En effet, la loi ALUR a notamment revisité le code de l’urbanisme afin de favoriser la densification des lotissements dans l’ensemble des communes, même au cœur de quartiers initialement résidentiels et initialement exclusivement composés de maisons individuelles et de villas.

L’objectif, clairement avoué de la loi, est de densifier les gisements fonciers en ne restreignant plus les droits à construire dans les lotissements.
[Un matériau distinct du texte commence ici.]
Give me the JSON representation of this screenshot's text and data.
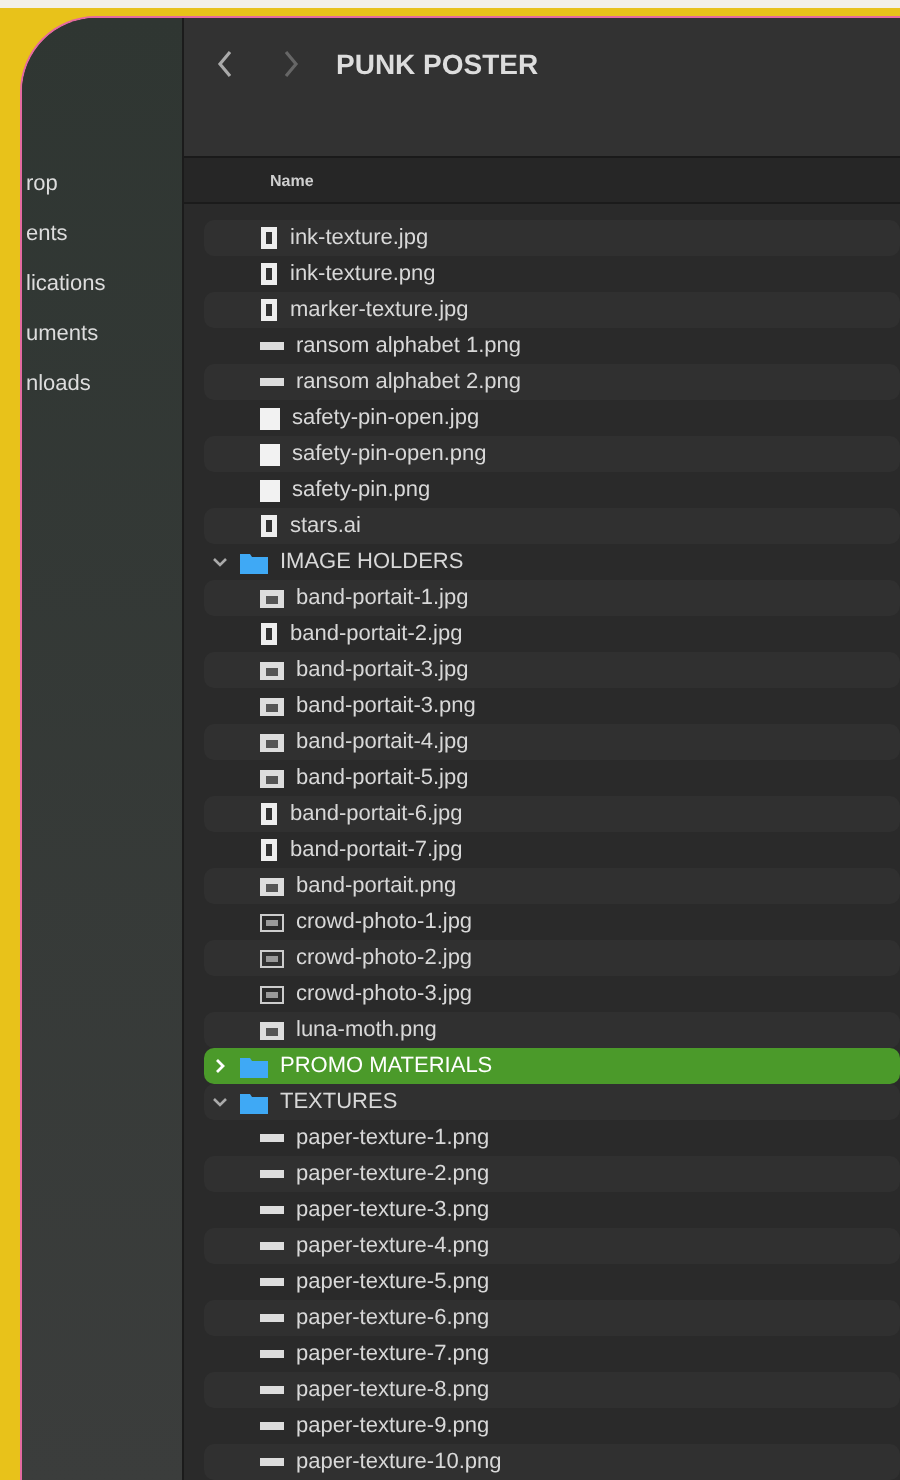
{
  "sidebar": {
    "items": [
      {
        "label": "rop"
      },
      {
        "label": "ents"
      },
      {
        "label": "lications"
      },
      {
        "label": "uments"
      },
      {
        "label": "nloads"
      }
    ]
  },
  "toolbar": {
    "title": "PUNK POSTER"
  },
  "list": {
    "column": "Name",
    "rows": [
      {
        "kind": "page",
        "name": "ink-texture.jpg",
        "selected": false
      },
      {
        "kind": "page",
        "name": "ink-texture.png",
        "selected": false
      },
      {
        "kind": "page",
        "name": "marker-texture.jpg",
        "selected": false
      },
      {
        "kind": "strip",
        "name": "ransom alphabet 1.png",
        "selected": false
      },
      {
        "kind": "strip",
        "name": "ransom alphabet 2.png",
        "selected": false
      },
      {
        "kind": "sheet",
        "name": "safety-pin-open.jpg",
        "selected": false
      },
      {
        "kind": "sheet",
        "name": "safety-pin-open.png",
        "selected": false
      },
      {
        "kind": "sheet",
        "name": "safety-pin.png",
        "selected": false
      },
      {
        "kind": "page",
        "name": "stars.ai",
        "selected": false
      },
      {
        "kind": "folder",
        "name": "IMAGE HOLDERS",
        "selected": false,
        "expanded": true,
        "children": [
          {
            "kind": "photo",
            "name": "band-portait-1.jpg",
            "selected": false
          },
          {
            "kind": "page",
            "name": "band-portait-2.jpg",
            "selected": false
          },
          {
            "kind": "photo",
            "name": "band-portait-3.jpg",
            "selected": false
          },
          {
            "kind": "photo",
            "name": "band-portait-3.png",
            "selected": false
          },
          {
            "kind": "photo",
            "name": "band-portait-4.jpg",
            "selected": false
          },
          {
            "kind": "photo",
            "name": "band-portait-5.jpg",
            "selected": false
          },
          {
            "kind": "page",
            "name": "band-portait-6.jpg",
            "selected": false
          },
          {
            "kind": "page",
            "name": "band-portait-7.jpg",
            "selected": false
          },
          {
            "kind": "photo",
            "name": "band-portait.png",
            "selected": false
          },
          {
            "kind": "frame",
            "name": "crowd-photo-1.jpg",
            "selected": false
          },
          {
            "kind": "frame",
            "name": "crowd-photo-2.jpg",
            "selected": false
          },
          {
            "kind": "frame",
            "name": "crowd-photo-3.jpg",
            "selected": false
          },
          {
            "kind": "photo",
            "name": "luna-moth.png",
            "selected": false
          }
        ]
      },
      {
        "kind": "folder",
        "name": "PROMO MATERIALS",
        "selected": true,
        "expanded": false,
        "children": []
      },
      {
        "kind": "folder",
        "name": "TEXTURES",
        "selected": false,
        "expanded": true,
        "children": [
          {
            "kind": "strip",
            "name": "paper-texture-1.png",
            "selected": false
          },
          {
            "kind": "strip",
            "name": "paper-texture-2.png",
            "selected": false
          },
          {
            "kind": "strip",
            "name": "paper-texture-3.png",
            "selected": false
          },
          {
            "kind": "strip",
            "name": "paper-texture-4.png",
            "selected": false
          },
          {
            "kind": "strip",
            "name": "paper-texture-5.png",
            "selected": false
          },
          {
            "kind": "strip",
            "name": "paper-texture-6.png",
            "selected": false
          },
          {
            "kind": "strip",
            "name": "paper-texture-7.png",
            "selected": false
          },
          {
            "kind": "strip",
            "name": "paper-texture-8.png",
            "selected": false
          },
          {
            "kind": "strip",
            "name": "paper-texture-9.png",
            "selected": false
          },
          {
            "kind": "strip",
            "name": "paper-texture-10.png",
            "selected": false
          }
        ]
      }
    ]
  }
}
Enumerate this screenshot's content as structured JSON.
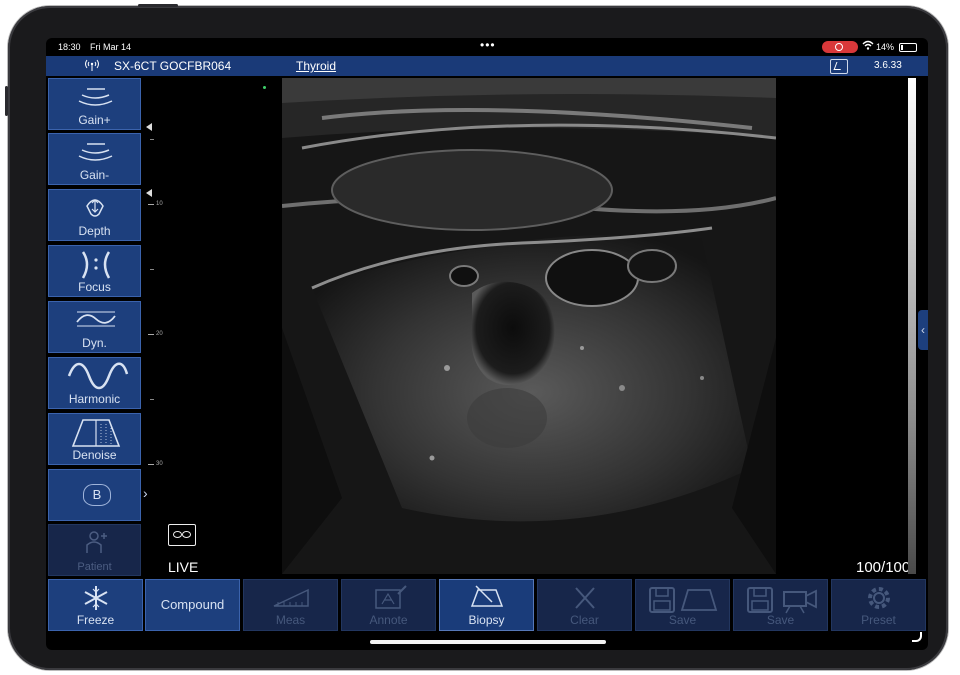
{
  "status_bar": {
    "time": "18:30",
    "date": "Fri Mar 14",
    "dots": "•••",
    "battery_pct": "14%"
  },
  "header": {
    "device_id": "SX-6CT GOCFBR064",
    "preset": "Thyroid",
    "version": "3.6.33"
  },
  "left_toolbar": {
    "items": [
      {
        "label": "Gain+",
        "icon": "gain-up-icon"
      },
      {
        "label": "Gain-",
        "icon": "gain-down-icon"
      },
      {
        "label": "Depth",
        "icon": "depth-icon"
      },
      {
        "label": "Focus",
        "icon": "focus-icon"
      },
      {
        "label": "Dyn.",
        "icon": "dynamic-range-icon"
      },
      {
        "label": "Harmonic",
        "icon": "harmonic-wave-icon"
      },
      {
        "label": "Denoise",
        "icon": "denoise-icon"
      },
      {
        "label": "B",
        "icon": "b-mode-icon"
      },
      {
        "label": "Patient",
        "icon": "patient-icon"
      }
    ]
  },
  "ruler": {
    "labels": [
      "10",
      "20",
      "30"
    ]
  },
  "image": {
    "live_label": "LIVE",
    "frame_counter": "100/100"
  },
  "bottom_toolbar": {
    "items": [
      {
        "label": "Freeze",
        "icon": "snowflake-icon",
        "enabled": true
      },
      {
        "label": "Compound",
        "icon": "",
        "enabled": true
      },
      {
        "label": "Meas",
        "icon": "ruler-icon",
        "enabled": false
      },
      {
        "label": "Annote",
        "icon": "annotate-icon",
        "enabled": false
      },
      {
        "label": "Biopsy",
        "icon": "biopsy-icon",
        "enabled": true
      },
      {
        "label": "Clear",
        "icon": "clear-x-icon",
        "enabled": false
      },
      {
        "label": "Save",
        "icon": "save-image-icon",
        "enabled": false
      },
      {
        "label": "Save",
        "icon": "save-video-icon",
        "enabled": false
      },
      {
        "label": "Preset",
        "icon": "gear-icon",
        "enabled": false
      }
    ]
  },
  "colors": {
    "toolbar_blue": "#1d3f7d",
    "header_blue": "#1a3a78",
    "record_red": "#d9383a"
  }
}
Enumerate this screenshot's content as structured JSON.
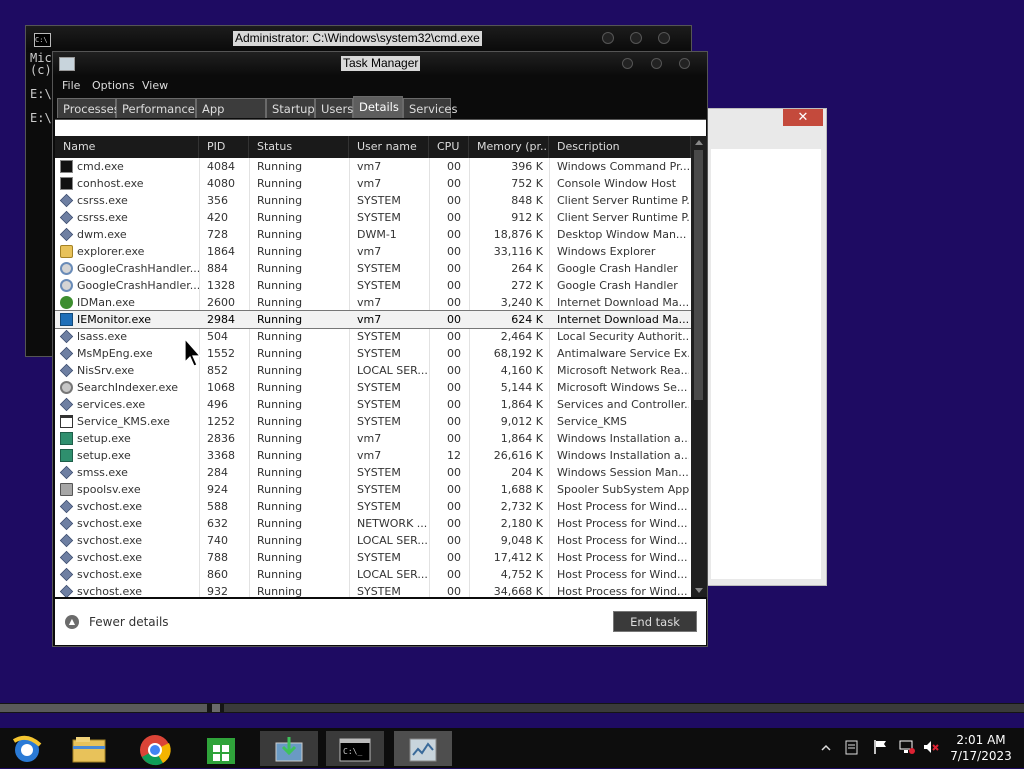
{
  "cmd": {
    "title": "Administrator: C:\\Windows\\system32\\cmd.exe",
    "lines": [
      "Mic",
      "(c)",
      "",
      "E:\\",
      "",
      "E:\\"
    ]
  },
  "tm": {
    "title": "Task Manager",
    "menu": [
      "File",
      "Options",
      "View"
    ],
    "tabs": [
      "Processes",
      "Performance",
      "App history",
      "Startup",
      "Users",
      "Details",
      "Services"
    ],
    "active_tab": "Details",
    "columns": [
      "Name",
      "PID",
      "Status",
      "User name",
      "CPU",
      "Memory (pr...",
      "Description"
    ],
    "rows": [
      {
        "icon": "cmd-icon",
        "name": "cmd.exe",
        "pid": "4084",
        "status": "Running",
        "user": "vm7",
        "cpu": "00",
        "mem": "396 K",
        "desc": "Windows Command Pr..."
      },
      {
        "icon": "cmd-icon",
        "name": "conhost.exe",
        "pid": "4080",
        "status": "Running",
        "user": "vm7",
        "cpu": "00",
        "mem": "752 K",
        "desc": "Console Window Host"
      },
      {
        "icon": "process-icon",
        "name": "csrss.exe",
        "pid": "356",
        "status": "Running",
        "user": "SYSTEM",
        "cpu": "00",
        "mem": "848 K",
        "desc": "Client Server Runtime P..."
      },
      {
        "icon": "process-icon",
        "name": "csrss.exe",
        "pid": "420",
        "status": "Running",
        "user": "SYSTEM",
        "cpu": "00",
        "mem": "912 K",
        "desc": "Client Server Runtime P..."
      },
      {
        "icon": "process-icon",
        "name": "dwm.exe",
        "pid": "728",
        "status": "Running",
        "user": "DWM-1",
        "cpu": "00",
        "mem": "18,876 K",
        "desc": "Desktop Window Man..."
      },
      {
        "icon": "folder-icon",
        "name": "explorer.exe",
        "pid": "1864",
        "status": "Running",
        "user": "vm7",
        "cpu": "00",
        "mem": "33,116 K",
        "desc": "Windows Explorer"
      },
      {
        "icon": "crash-handler-icon",
        "name": "GoogleCrashHandler....",
        "pid": "884",
        "status": "Running",
        "user": "SYSTEM",
        "cpu": "00",
        "mem": "264 K",
        "desc": "Google Crash Handler"
      },
      {
        "icon": "crash-handler-icon",
        "name": "GoogleCrashHandler....",
        "pid": "1328",
        "status": "Running",
        "user": "SYSTEM",
        "cpu": "00",
        "mem": "272 K",
        "desc": "Google Crash Handler"
      },
      {
        "icon": "idm-icon",
        "name": "IDMan.exe",
        "pid": "2600",
        "status": "Running",
        "user": "vm7",
        "cpu": "00",
        "mem": "3,240 K",
        "desc": "Internet Download Ma..."
      },
      {
        "icon": "ie-monitor-icon",
        "name": "IEMonitor.exe",
        "pid": "2984",
        "status": "Running",
        "user": "vm7",
        "cpu": "00",
        "mem": "624 K",
        "desc": "Internet Download Ma...",
        "selected": true
      },
      {
        "icon": "process-icon",
        "name": "lsass.exe",
        "pid": "504",
        "status": "Running",
        "user": "SYSTEM",
        "cpu": "00",
        "mem": "2,464 K",
        "desc": "Local Security Authorit..."
      },
      {
        "icon": "process-icon",
        "name": "MsMpEng.exe",
        "pid": "1552",
        "status": "Running",
        "user": "SYSTEM",
        "cpu": "00",
        "mem": "68,192 K",
        "desc": "Antimalware Service Ex..."
      },
      {
        "icon": "process-icon",
        "name": "NisSrv.exe",
        "pid": "852",
        "status": "Running",
        "user": "LOCAL SER...",
        "cpu": "00",
        "mem": "4,160 K",
        "desc": "Microsoft Network Rea..."
      },
      {
        "icon": "search-indexer-icon",
        "name": "SearchIndexer.exe",
        "pid": "1068",
        "status": "Running",
        "user": "SYSTEM",
        "cpu": "00",
        "mem": "5,144 K",
        "desc": "Microsoft Windows Se..."
      },
      {
        "icon": "process-icon",
        "name": "services.exe",
        "pid": "496",
        "status": "Running",
        "user": "SYSTEM",
        "cpu": "00",
        "mem": "1,864 K",
        "desc": "Services and Controller..."
      },
      {
        "icon": "window-icon",
        "name": "Service_KMS.exe",
        "pid": "1252",
        "status": "Running",
        "user": "SYSTEM",
        "cpu": "00",
        "mem": "9,012 K",
        "desc": "Service_KMS"
      },
      {
        "icon": "setup-icon",
        "name": "setup.exe",
        "pid": "2836",
        "status": "Running",
        "user": "vm7",
        "cpu": "00",
        "mem": "1,864 K",
        "desc": "Windows Installation a..."
      },
      {
        "icon": "setup-icon",
        "name": "setup.exe",
        "pid": "3368",
        "status": "Running",
        "user": "vm7",
        "cpu": "12",
        "mem": "26,616 K",
        "desc": "Windows Installation a..."
      },
      {
        "icon": "process-icon",
        "name": "smss.exe",
        "pid": "284",
        "status": "Running",
        "user": "SYSTEM",
        "cpu": "00",
        "mem": "204 K",
        "desc": "Windows Session Man..."
      },
      {
        "icon": "printer-icon",
        "name": "spoolsv.exe",
        "pid": "924",
        "status": "Running",
        "user": "SYSTEM",
        "cpu": "00",
        "mem": "1,688 K",
        "desc": "Spooler SubSystem App"
      },
      {
        "icon": "process-icon",
        "name": "svchost.exe",
        "pid": "588",
        "status": "Running",
        "user": "SYSTEM",
        "cpu": "00",
        "mem": "2,732 K",
        "desc": "Host Process for Wind..."
      },
      {
        "icon": "process-icon",
        "name": "svchost.exe",
        "pid": "632",
        "status": "Running",
        "user": "NETWORK ...",
        "cpu": "00",
        "mem": "2,180 K",
        "desc": "Host Process for Wind..."
      },
      {
        "icon": "process-icon",
        "name": "svchost.exe",
        "pid": "740",
        "status": "Running",
        "user": "LOCAL SER...",
        "cpu": "00",
        "mem": "9,048 K",
        "desc": "Host Process for Wind..."
      },
      {
        "icon": "process-icon",
        "name": "svchost.exe",
        "pid": "788",
        "status": "Running",
        "user": "SYSTEM",
        "cpu": "00",
        "mem": "17,412 K",
        "desc": "Host Process for Wind..."
      },
      {
        "icon": "process-icon",
        "name": "svchost.exe",
        "pid": "860",
        "status": "Running",
        "user": "LOCAL SER...",
        "cpu": "00",
        "mem": "4,752 K",
        "desc": "Host Process for Wind..."
      },
      {
        "icon": "process-icon",
        "name": "svchost.exe",
        "pid": "932",
        "status": "Running",
        "user": "SYSTEM",
        "cpu": "00",
        "mem": "34,668 K",
        "desc": "Host Process for Wind..."
      }
    ],
    "fewer_details": "Fewer details",
    "end_task": "End task"
  },
  "taskbar": {
    "apps": [
      "ie-icon",
      "file-explorer-icon",
      "chrome-icon",
      "store-icon",
      "installer-icon",
      "cmd-icon",
      "task-manager-icon"
    ],
    "tray_icons": [
      "chevron-up-icon",
      "action-center-icon",
      "flag-icon",
      "network-icon",
      "volume-muted-icon"
    ],
    "time": "2:01 AM",
    "date": "7/17/2023"
  },
  "colors": {
    "desktop": "#1e0b62",
    "accent_close": "#c44a3c",
    "window_dark": "#0b0b0b"
  }
}
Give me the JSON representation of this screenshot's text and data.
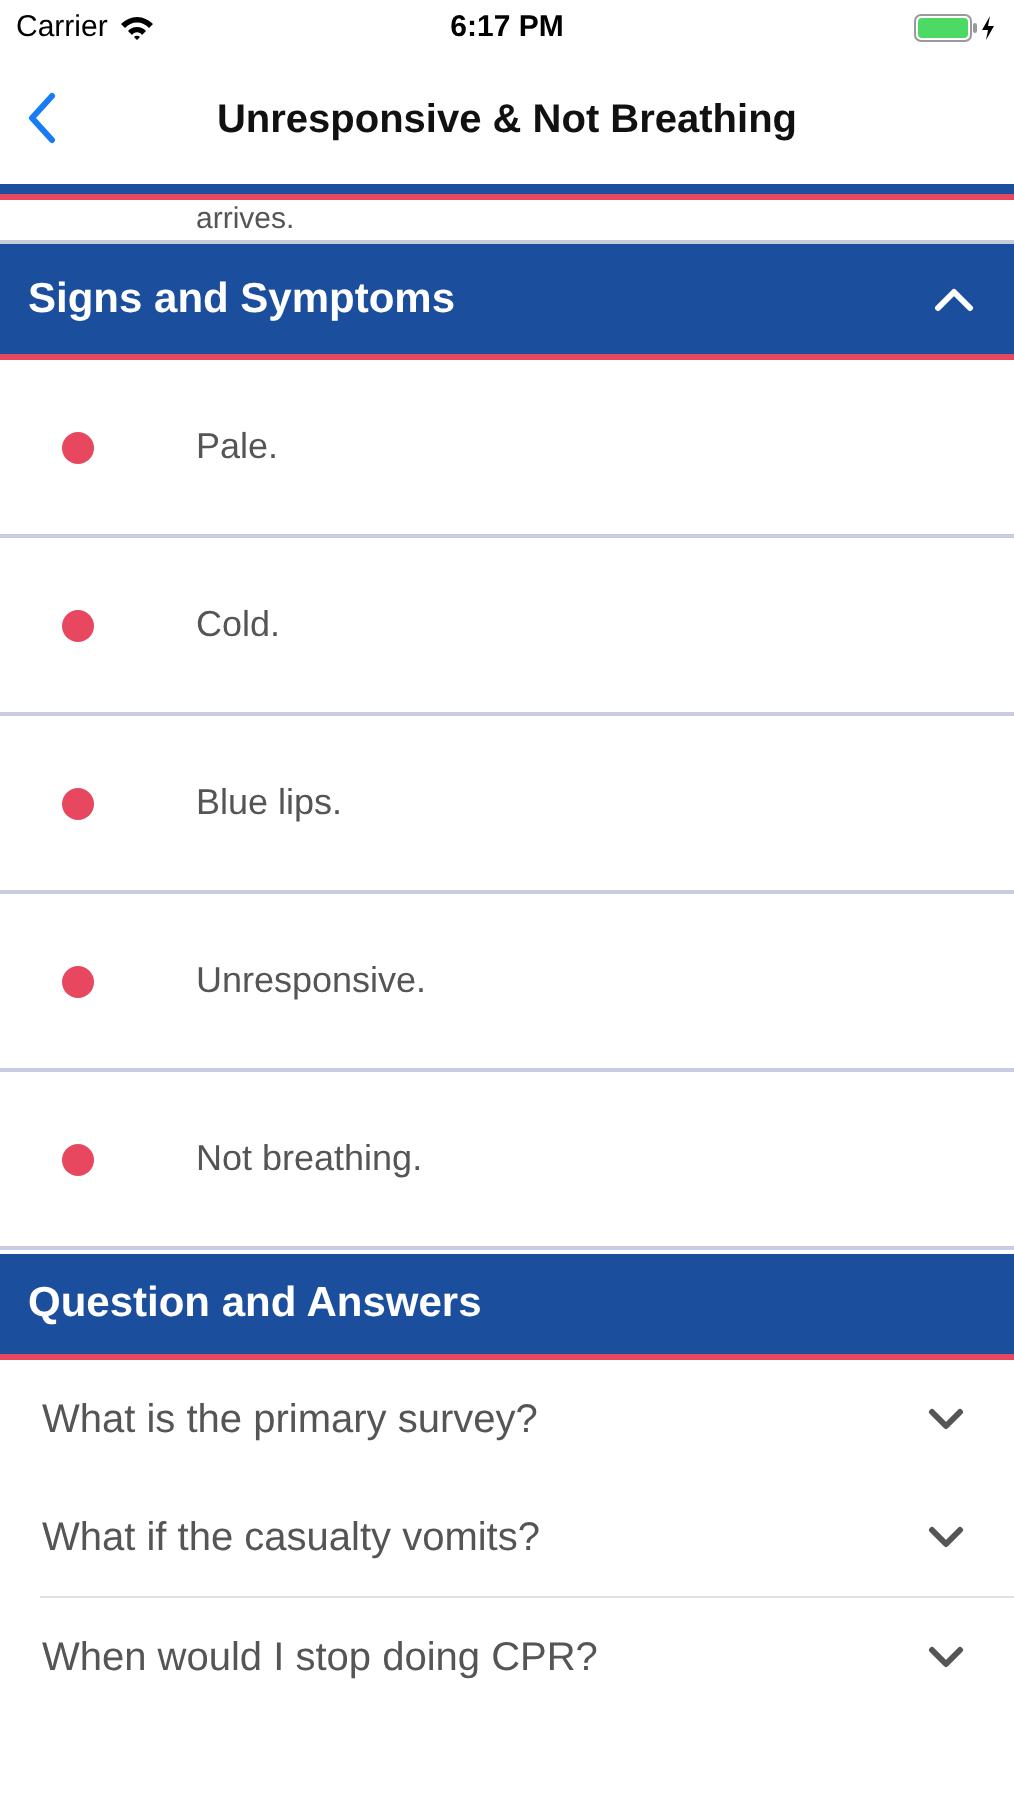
{
  "status_bar": {
    "carrier": "Carrier",
    "time": "6:17 PM"
  },
  "nav": {
    "title": "Unresponsive & Not Breathing"
  },
  "previous_text": "arrives.",
  "symptoms": {
    "title": "Signs and Symptoms",
    "expanded": true,
    "items": [
      {
        "text": "Pale.",
        "color": "#e8485f"
      },
      {
        "text": "Cold.",
        "color": "#e8485f"
      },
      {
        "text": "Blue lips.",
        "color": "#e8485f"
      },
      {
        "text": "Unresponsive.",
        "color": "#e8485f"
      },
      {
        "text": "Not breathing.",
        "color": "#e8485f"
      }
    ]
  },
  "qa": {
    "title": "Question and Answers",
    "questions": [
      {
        "text": "What is the primary survey?",
        "expanded": false
      },
      {
        "text": "What if the casualty vomits?",
        "expanded": false
      },
      {
        "text": "When would I stop doing CPR?",
        "expanded": false
      }
    ]
  }
}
Ainsi l’article L442-9 du code de l’urbanisme prévoit que les règles d’urbanisme contenues dans les documents du lotissement deviennent caduques au terme de 10 années à compter de la délivrance du permis d’aménager si à cette date le lotissement est couvert par un PLU ou un document d’urbanisme en tenant lieu.

Avant toute chose, il convient de rappeler quels sont les documents du lotissement, puisque se distinguent en leur sein le cahier des charges du règlement de lotissement proprement dit,

Le cahier des charges renseigne sur les droits et les obligations des colotis (c’est-à-dire des propriétaires).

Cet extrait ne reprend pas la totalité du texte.